In his new body of work, artist, Seth Kaufman, revisits the practice of altering/manipulating found slip mold ceramic objects.
The slip mold process has been used to produce everything from decorative figurines, typically characterized as having a “crafters” appeal to porcelain dolls to utilitarian devices such as ashtrays, dinnerware and fine china. Slip molds are a desirable choice for certain types of manufacturing processes; they are comparatively inexpensive yet they can produce a high level of image and shape accuracy and consistency in large quantities.

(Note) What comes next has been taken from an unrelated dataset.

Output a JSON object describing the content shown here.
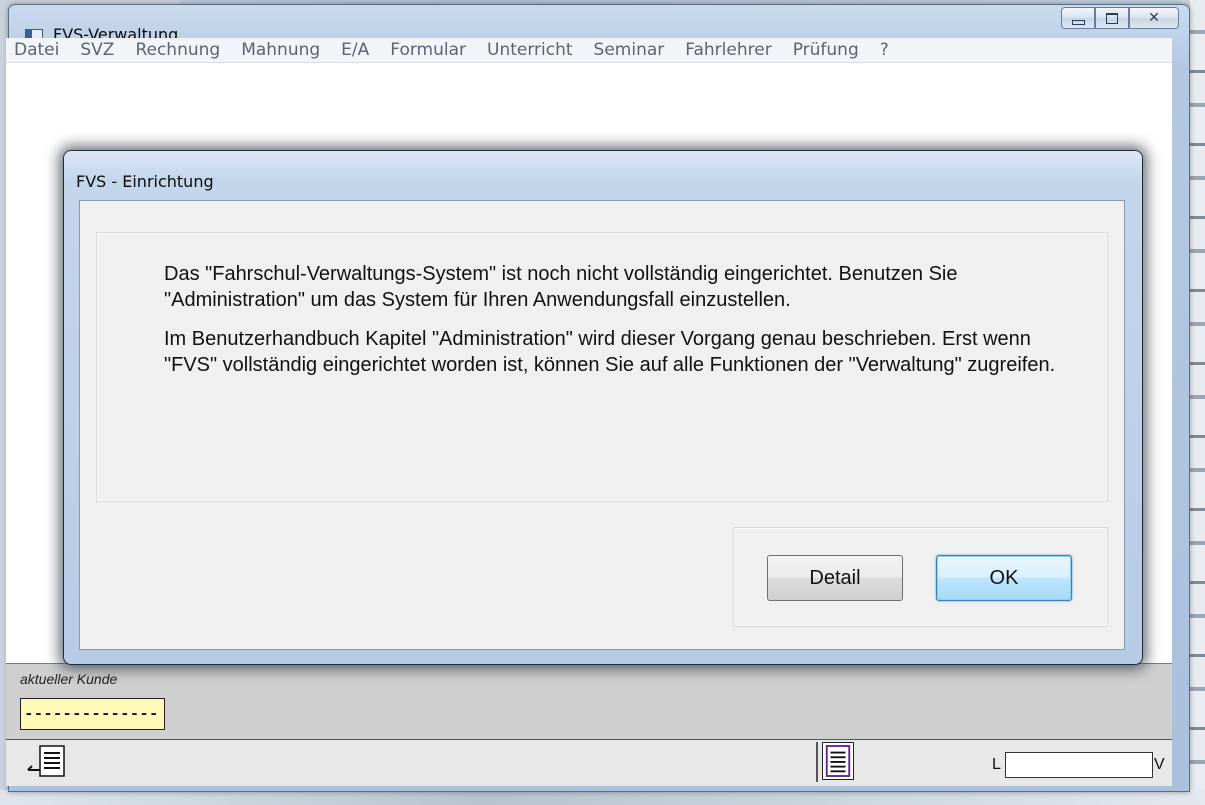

Jeff Koons describes his monumental slip mold, “Michael Jackson and Bubbles”, 1988, as a “contemporary Christ figure”. Koons manages to deify Jackson, a pop culture icon, by imbuing him with the classical heroism found in Renaissance sculpture and then making the lofty, and some would argue audacious association accessible and even palatable by appropriating the kitsch elements of slip mold trinkets.
Whereas Koons appropriated and fused contemporary and classical associations to elevate the status of his subject, Kaufman illuminates the hidden possibilities of the medium and genre itself and the nature of its decorative often tacky and sometimes sincere sweet humor. Both qualities often characterize its popularity, serving the lowest common denominator of sentimentality and design within our culture.
In a recent body of work, Kaufman removed the facial features of a found Slip Mold of Michelangelo’s “David” bust by first revealing and then decorating, with ceramic glaze, the interior cavity of the object. A simple yet shocking development since ceramic slip mold objects visually function, almost exclusively, as sculptural surfaces to be glazed or painted. The void within is intended to function only occasionally, i.e. in the circumstance of a vessel or container, a cup, vase or piggybank – though rarely if never as a visually accessible landscape. By cutting through and activating the void, Kaufman breaks the rules by dismantling the consensus understanding of how a slip mold object must function.
Kaufman now reaches deeper into the slip mold world of clowns, cherubic angels, big eyed owls, and religious icons. In his new body of work the artist manipulates found ceramic slip mold statuettes straight out of the mold and while they are still wet, he then distorts and or completely obliterates their recognizable characteristics through the processes of cracking, squishing, squeezing and smooshing.
Once again Kaufman seeks to slip through the narrow margins of our collective expectation and interact with a concept and/or material in a manner which is inconsistent with prudence and propriety. His works express an irreverent view of popular culture’s clutch on classicism while simultaneously expressing a deeply respectful nod to that which proves to be eternally symbolic.